8 December 2014: “Shaping” the river depth
First meeting before disembarking
Because it takes a long time to process samples from the field, I just got my first major data points from the river sediments we collected this past March and July. The data measure (1) what percentage of the sediment is and (2) the composition of carbon isotopes in each sample which I will represent by the symbol δ13C. These metrics are useful for making broad statements about where the river organic carbon comes from (e.g., algae vs. various plant types), how these vary with season, and what further analyses of greater specificity need to be done.
Once you start plotting the data in different graphs, you can see different shapes and forms of it emerge across the times and in locations of the river’s cross-section that we sampled. The most obvious shape so far is how the percent organic carbon and δ13C values of sediments between the river surface and depths closer to the river bed. The same shift by depth occurs in March and July.
We are not the first to see this, but it somewhat comforting to verify previous scientist’s observations that the Amazon River is more complicated than it looks. It means that you can’t just take one measurement at one time – one sample – and say that this data point scales with all the carbon moving through the river system towards the ocean. It means that the solid material which the river carries in the surface can be significantly different in composition from the material it carries at depth. What we see in the surface can come from different sources or parts of the drainage basin, and can also interact with the river environment differently on its way towards the Atlantic Ocean.
This is a typical complexity of all large, deep rivers. The volume of water in flux is so great that the denser (which tends to be heavier and larger) sedimentary material always ends up deeper in the river. Scientists have tried to fit all this mathematically into one equation, called the Rouse profile equation, named after the scientist who formulated it (Rouse 1950). The equation allows you to calculate the amount of sedimentary material (or a specific chemical measurement in it) at any depth of a river so long as you have one known measurement at one depth. The unique Rouse number, a constant in the equation, encompasses all change with depth expected to occur in that specific river.
Like all scientific models of the real world, the Rouse profile is a simplification. It does not always work. But it is more accurate and practical than assuming that large rivers are all the same with depth.
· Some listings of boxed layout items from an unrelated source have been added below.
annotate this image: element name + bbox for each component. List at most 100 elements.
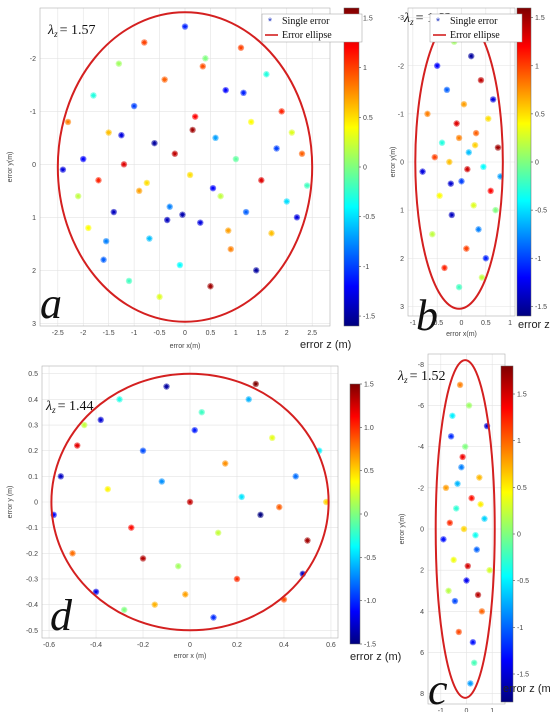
data-point-marker [451, 557, 456, 563]
data-point [471, 659, 478, 667]
x-axis-label: error x (m) [174, 653, 207, 660]
data-point-marker [294, 215, 300, 220]
colorbar-tick-label: 1 [517, 438, 521, 445]
lambda-symbol: λ [397, 369, 404, 384]
data-point [455, 283, 463, 291]
x-tick-label: -0.5 [431, 320, 443, 327]
data-point [481, 515, 488, 522]
panel-letter: b [416, 291, 438, 340]
data-point-marker [198, 220, 203, 225]
x-tick-label: 0 [460, 320, 464, 327]
data-point [459, 453, 466, 461]
data-point [238, 493, 245, 501]
data-point [454, 480, 461, 487]
data-point-marker [215, 530, 221, 535]
data-point-marker [119, 133, 124, 138]
data-point [121, 606, 128, 613]
data-point-marker [439, 140, 445, 145]
data-point [209, 185, 217, 192]
x-tick-label: 0.6 [326, 642, 336, 649]
colorbar-tick-label: -1 [363, 264, 369, 271]
data-point [116, 396, 123, 403]
data-point-marker [469, 495, 474, 501]
data-point [419, 168, 426, 175]
y-tick-label: 2 [400, 256, 404, 263]
data-point-marker [70, 551, 75, 556]
data-point [189, 126, 196, 134]
colorbar-tick-label: 1.5 [364, 382, 374, 389]
colorbar-tick-label: -0.5 [517, 578, 529, 585]
data-point [453, 505, 460, 512]
data-point-marker [476, 227, 481, 232]
x-tick-label: 0 [183, 330, 187, 337]
colorbar-tick-label: 0 [517, 532, 521, 539]
data-point [478, 608, 486, 615]
y-tick-label: 3 [400, 304, 404, 311]
data-point-marker [304, 183, 310, 188]
x-tick-label: -2 [80, 330, 86, 337]
data-point [451, 597, 459, 605]
data-point [292, 473, 299, 480]
y-tick-label: -1 [30, 109, 36, 116]
data-point-marker [140, 556, 146, 561]
data-point-marker [455, 481, 460, 486]
data-point [268, 230, 275, 237]
data-point [429, 230, 436, 238]
data-point-marker [473, 532, 478, 538]
data-point-marker [324, 499, 329, 505]
data-point-marker [484, 423, 490, 429]
data-point [80, 155, 87, 163]
data-point-marker [270, 435, 275, 441]
data-point-marker [223, 87, 228, 93]
data-point [171, 150, 179, 157]
data-point-marker [75, 443, 80, 448]
colorbar-tick-label: 1 [363, 65, 367, 72]
data-point [464, 562, 471, 570]
x-tick-label: -2.5 [52, 330, 64, 337]
data-point-marker [454, 121, 459, 126]
data-point [424, 110, 431, 118]
data-point-marker [190, 127, 195, 133]
data-point-marker [475, 592, 481, 598]
colorbar [343, 7, 360, 327]
data-point-marker [461, 526, 467, 532]
y-axis-label: error y (m) [7, 486, 14, 519]
x-tick-label: -1 [131, 330, 137, 337]
x-axis-label: error x(m) [170, 343, 201, 350]
data-point-marker [486, 116, 491, 121]
data-point-marker [437, 193, 442, 198]
x-tick-label: 0.2 [232, 642, 242, 649]
data-point [455, 134, 463, 142]
data-point [458, 464, 465, 471]
data-point-marker [281, 597, 287, 602]
data-point-marker [147, 236, 152, 241]
x-tick-label: 1.5 [256, 330, 266, 337]
data-point-marker [91, 93, 96, 98]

And when it does, it means that one need not take measurements at all depths of a large river because you can calculate, or “model” them, instead (Bouchez et al. 2010).
Carl Johnson, our lab manager, emailed us the data just this past Friday. It’s perfect timing to have fresh data to discuss as we disembark on the boat today. Here’s our course for the coming week. I will reveal the sequence of these sites later on.
1. Bouchez, J., Metivier, F., Lupker, M., Maurice, L., Perez, M., Gaillardet, J., & France‐Lanord, C. (2011). Prediction of depth‐integrated fluxes of suspended sediment in the Amazon River: Particle aggregation as a complicating factor.Hydrological Processes, 25(5), 778-794.
2. Rouse H. 1950. Engineering Hydraulics. Wiley: New York.